Existem vários posts aqui no blog com o passar dos anos descrevendo games dos sonhos, e esse foi o que eu sempre imaginei com o do Wolverine, o objetivo do post é só partilhar isso. Sendo assim, se a caneta tivesse na minha mão, eu escolheria o...

VELHO LOGAN



Sim, muita gente odeia essa história, diz que “descaracteriza” os personagens. O revisionismo com o Mark Millar hoje em dia é esse, fazer o que? Para mim, o escocês continua como um dos dez melhores autores dos anos 2000, mas já discutimos a exaustão sobre isso AQUI.

Como eu nunca fui fã do Wolverine desde criancinha, como muita gente (e não estou sendo irônico dessa vez), essa versão do Velho Logan é a minha versão preferida do personagem e uma das realidades alternativas preferidas.

Sim, eu sei. O Millar pegou esse filme aqui:




Pegou a estética desses filmes aqui (não só o Millar, não é, porra?!):

E roubou vários elementos desse quadrinho aqui:



Logicamente que lá na adolescência quando li esse material a primeira vez em scans, mês a mês acho que ainda lá pela Action & Comics e posteriormente comprei mês a mês as 8 revistas do Wolverine que publicaram a história aqui no Brasil (num mix que também tinha a mensal do X-Factor escrita pelo Peter David, vale acrescentar) eu não sabia de nada disso.

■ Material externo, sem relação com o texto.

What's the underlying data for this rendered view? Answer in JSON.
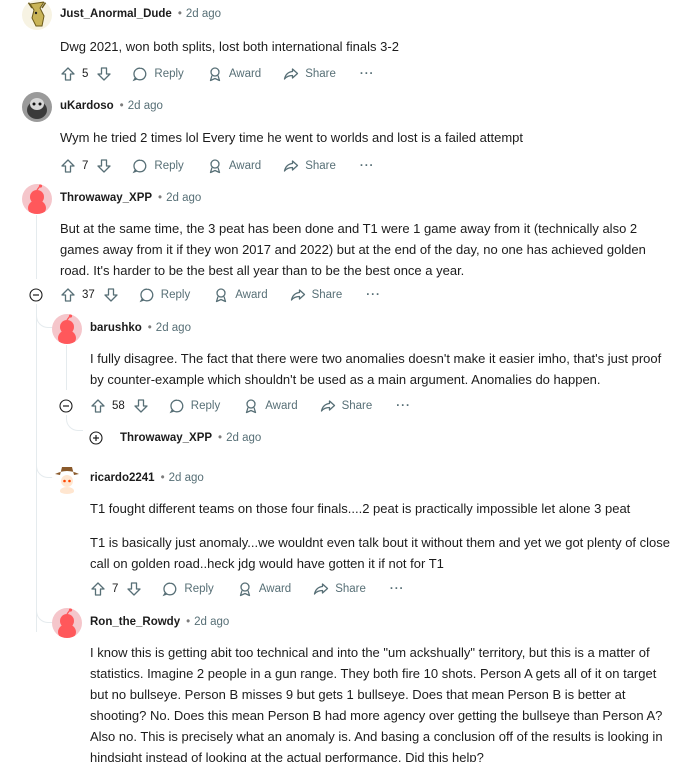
{
  "comments": [
    {
      "author": "Just_Anormal_Dude",
      "time": "2d ago",
      "paragraphs": [
        "Dwg 2021, won both splits, lost both international finals 3-2"
      ],
      "score": "5",
      "avatar": "goat-avatar"
    },
    {
      "author": "uKardoso",
      "time": "2d ago",
      "paragraphs": [
        "Wym he tried 2 times lol Every time he went to worlds and lost is a failed attempt"
      ],
      "score": "7",
      "avatar": "animal-photo-avatar"
    },
    {
      "author": "Throwaway_XPP",
      "time": "2d ago",
      "paragraphs": [
        "But at the same time, the 3 peat has been done and T1 were 1 game away from it (technically also 2 games away from it if they won 2017 and 2022) but at the end of the day, no one has achieved golden road. It's harder to be the best all year than to be the best once a year."
      ],
      "score": "37",
      "avatar": "default-snoo-avatar"
    },
    {
      "author": "barushko",
      "time": "2d ago",
      "paragraphs": [
        "I fully disagree. The fact that there were two anomalies doesn't make it easier imho, that's just proof by counter-example which shouldn't be used as a main argument. Anomalies do happen."
      ],
      "score": "58",
      "avatar": "default-snoo-avatar"
    },
    {
      "author": "Throwaway_XPP",
      "time": "2d ago",
      "collapsed": true
    },
    {
      "author": "ricardo2241",
      "time": "2d ago",
      "paragraphs": [
        "T1 fought different teams on those four finals....2 peat is practically impossible let alone 3 peat",
        "T1 is basically just anomaly...we wouldnt even talk bout it without them and yet we got plenty of close call on golden road..heck jdg would have gotten it if not for T1"
      ],
      "score": "7",
      "avatar": "cowboy-snoo-avatar"
    },
    {
      "author": "Ron_the_Rowdy",
      "time": "2d ago",
      "paragraphs": [
        "I know this is getting abit too technical and into the \"um ackshually\" territory, but this is a matter of statistics. Imagine 2 people in a gun range. They both fire 10 shots. Person A gets all of it on target but no bullseye. Person B misses 9 but gets 1 bullseye. Does that mean Person B is better at shooting? No. Does this mean Person B had more agency over getting the bullseye than Person A? Also no. This is precisely what an anomaly is. And basing a conclusion off of the results is looking in hindsight instead of looking at the actual performance. Did this help?"
      ],
      "avatar": "default-snoo-avatar"
    }
  ],
  "labels": {
    "reply": "Reply",
    "award": "Award",
    "share": "Share",
    "more": "···"
  },
  "colors": {
    "snoo_pink": "#ff585b",
    "snoo_bg": "#f5c6cb",
    "meta_gray": "#576f76",
    "thread_line": "#e5ebee"
  }
}
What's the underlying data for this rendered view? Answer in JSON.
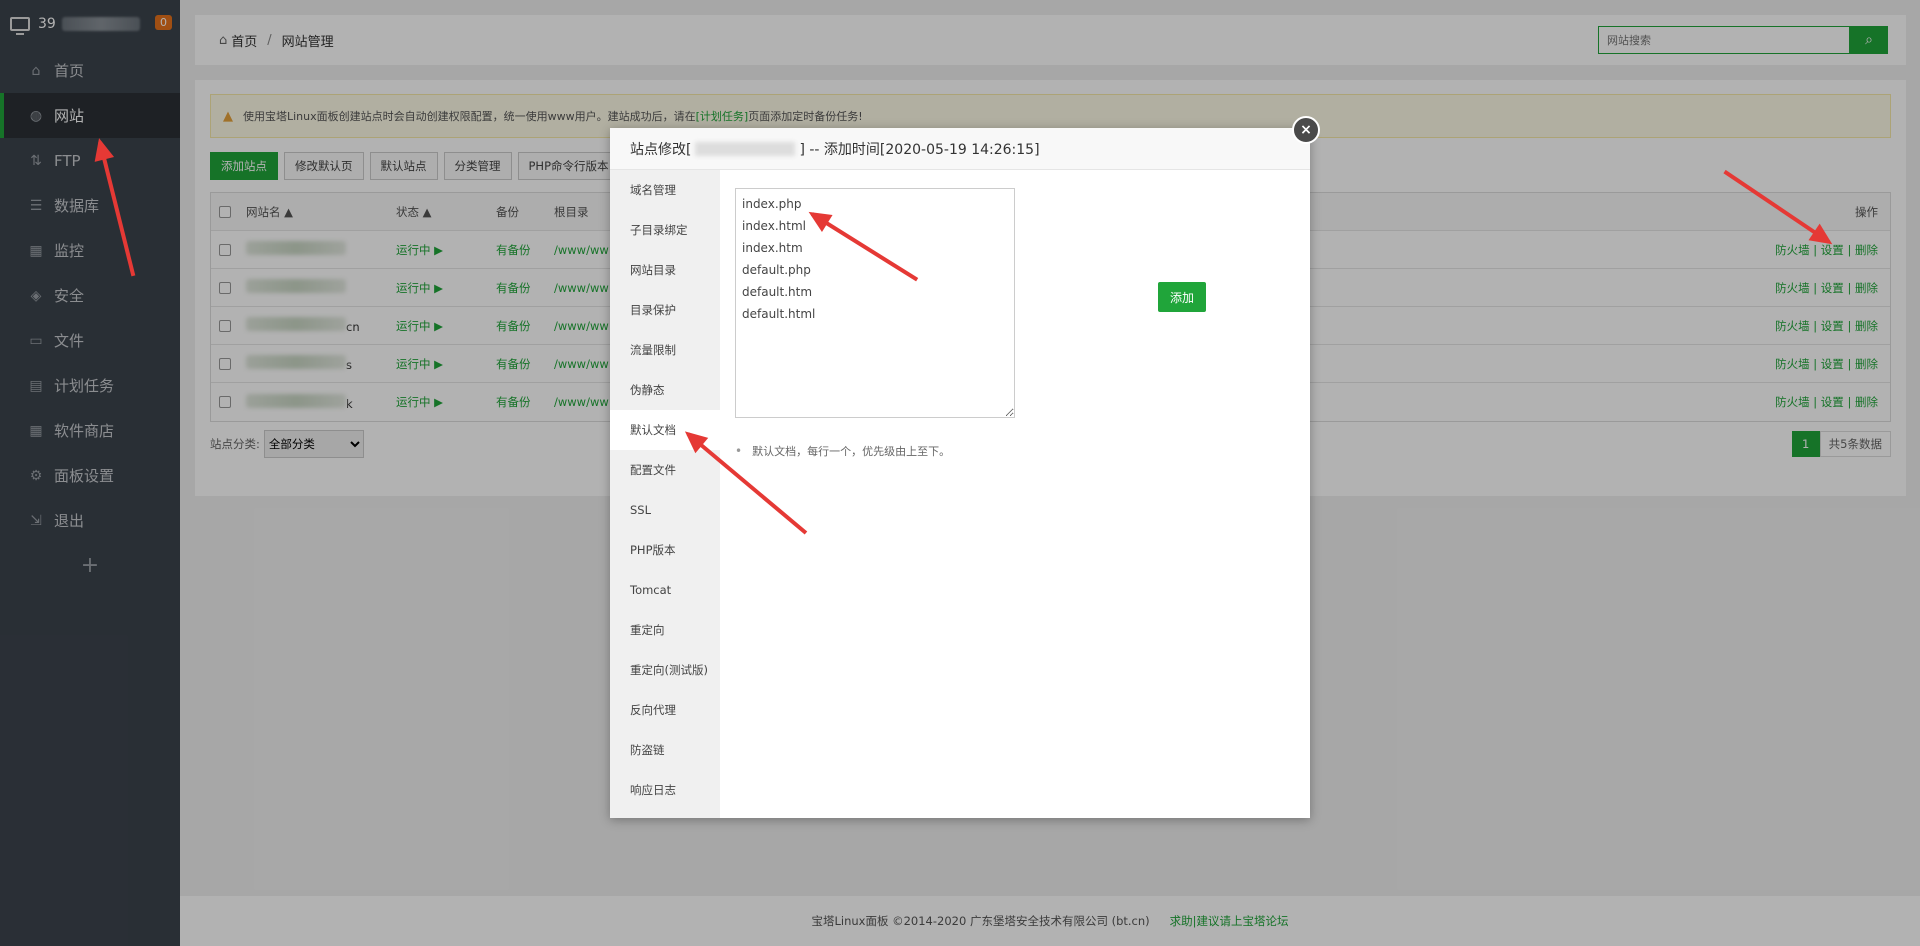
{
  "sidebar": {
    "server_prefix": "39",
    "badge": "0",
    "items": [
      {
        "label": "首页",
        "icon": "home-icon",
        "active": false
      },
      {
        "label": "网站",
        "icon": "globe-icon",
        "active": true
      },
      {
        "label": "FTP",
        "icon": "ftp-icon",
        "active": false
      },
      {
        "label": "数据库",
        "icon": "database-icon",
        "active": false
      },
      {
        "label": "监控",
        "icon": "monitor-icon",
        "active": false
      },
      {
        "label": "安全",
        "icon": "shield-icon",
        "active": false
      },
      {
        "label": "文件",
        "icon": "folder-icon",
        "active": false
      },
      {
        "label": "计划任务",
        "icon": "calendar-icon",
        "active": false
      },
      {
        "label": "软件商店",
        "icon": "grid-icon",
        "active": false
      },
      {
        "label": "面板设置",
        "icon": "gear-icon",
        "active": false
      },
      {
        "label": "退出",
        "icon": "logout-icon",
        "active": false
      }
    ],
    "add_label": "+"
  },
  "header": {
    "crumb_home": "首页",
    "crumb_sep": "/",
    "crumb_current": "网站管理",
    "search_placeholder": "网站搜索"
  },
  "notice": {
    "text_before": "使用宝塔Linux面板创建站点时会自动创建权限配置，统一使用www用户。建站成功后，请在",
    "link": "[计划任务]",
    "text_after": "页面添加定时备份任务!"
  },
  "toolbar": {
    "buttons": [
      "添加站点",
      "修改默认页",
      "默认站点",
      "分类管理",
      "PHP命令行版本"
    ]
  },
  "table": {
    "headers": {
      "name": "网站名 ▲",
      "state": "状态 ▲",
      "backup": "备份",
      "root": "根目录",
      "ops": "操作"
    },
    "rows": [
      {
        "state": "运行中 ▶",
        "backup": "有备份",
        "root": "/www/ww",
        "ops": "防火墙 | 设置 | 删除",
        "name_tail": ""
      },
      {
        "state": "运行中 ▶",
        "backup": "有备份",
        "root": "/www/ww",
        "ops": "防火墙 | 设置 | 删除",
        "name_tail": ""
      },
      {
        "state": "运行中 ▶",
        "backup": "有备份",
        "root": "/www/ww",
        "ops": "防火墙 | 设置 | 删除",
        "name_tail": "cn"
      },
      {
        "state": "运行中 ▶",
        "backup": "有备份",
        "root": "/www/ww",
        "ops": "防火墙 | 设置 | 删除",
        "name_tail": "s"
      },
      {
        "state": "运行中 ▶",
        "backup": "有备份",
        "root": "/www/ww",
        "ops": "防火墙 | 设置 | 删除",
        "name_tail": "k"
      }
    ]
  },
  "table_footer": {
    "category_label": "站点分类:",
    "category_value": "全部分类",
    "page": "1",
    "total": "共5条数据"
  },
  "footer": {
    "copyright": "宝塔Linux面板 ©2014-2020 广东堡塔安全技术有限公司 (bt.cn)",
    "link": "求助|建议请上宝塔论坛"
  },
  "modal": {
    "title_prefix": "站点修改[",
    "title_suffix": "] -- 添加时间[2020-05-19 14:26:15]",
    "close": "×",
    "menu": [
      "域名管理",
      "子目录绑定",
      "网站目录",
      "目录保护",
      "流量限制",
      "伪静态",
      "默认文档",
      "配置文件",
      "SSL",
      "PHP版本",
      "Tomcat",
      "重定向",
      "重定向(测试版)",
      "反向代理",
      "防盗链",
      "响应日志"
    ],
    "active_menu": "默认文档",
    "docs": "index.php\nindex.html\nindex.htm\ndefault.php\ndefault.htm\ndefault.html",
    "add_label": "添加",
    "hint": "默认文档，每行一个，优先级由上至下。"
  },
  "colors": {
    "accent": "#20a53a",
    "sidebar": "#3c444d",
    "arrow": "#e53935"
  }
}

Mas, com o passar do tempo, mesmo conhecendo as obras que o Millar “chupinhou”, isso não diminuiu nem um pouco a qualidade dela, perdi a contagem de quantas vezes reli e minhas maiores críticas até hoje é que a história é curta e nunca teve uma continuação digna com os mesmos autores. Sem cansar vocês:

O Millar sempre foi o cara dos remakes de ideias de outras obras funcionando melhor na obra dele. Se você não consegue lidar com isso, pode continuar lendo o seu Tom King.

Trama



O jogo começaria com aquela cena de combate épica com vários vilões destruindo as ruas, o maior caos, semelhante ao começo do primeiro The Last of Us. (se é pra copiar esse game, vamos copiar as coisas boas e não toda a estrutura como fizeram com GOW de 2018). Muito do que a gente viu sendo mencionado pelo Gavião Arqueiro no quadrinho como a morte do Thor a gente já veria já no começo do game, 20 ou 30 minutos de porradaria desenfreada com a única missão do Logan ser a de conseguir ir até os X-Men. Ele veria boa parte dos Vingadores e outros heróis sendo mortas, se machucaria bastante e o seu instinto protetor com a sua equipe falaria mais alto e ele se daria conta que não tinha como salvar aquilo ali.

O jogo cortaria pra 50 anos depois. Todo aquele som de violão e clima de Velho Oeste enquanto o Logan fazendeiro vai fazendo algumas atividades e interagindo com a sua família. Algo numa pegada sonora próximo disso:



Daí a gangue Hulk viria cobrar o aluguel e o game começaria a seguir mais as páginas dos quadrinhos mais à risca, Logan seria contratado pelo Clint para dirigir o buggy-Aranha, que ocasionalmente quebraria e precisaria ir sendo upado para ir progredindo no jogo. Eu até ousaria colocar um sistema de caça e pilhagem, não algo tão rebuscado como no RDR II e sim algo mais objetivo como em Far Cry 3. O que eu pegaria do RDR II seria um sistema de honra e diferentes formas daquele mundo reagir a você. Você poderia ajudar pessoas que no caminho estariam precisando de uma mão ou negligenciar as mesmas, até roubar, tudo ficaria nas mãos dos jogares.

E logicamente, tudo isso não caberia num jogo de mundo aberto, teria que ser bastante comprimido. Mas, pegue por exemplo um game como o AC Odissey, eu acho aquele jogo gigante dividido em várias ilhas gregas. É obvio que no game elas não tem a extensão territorial da vida real, mas funciona, e é um game de 2018.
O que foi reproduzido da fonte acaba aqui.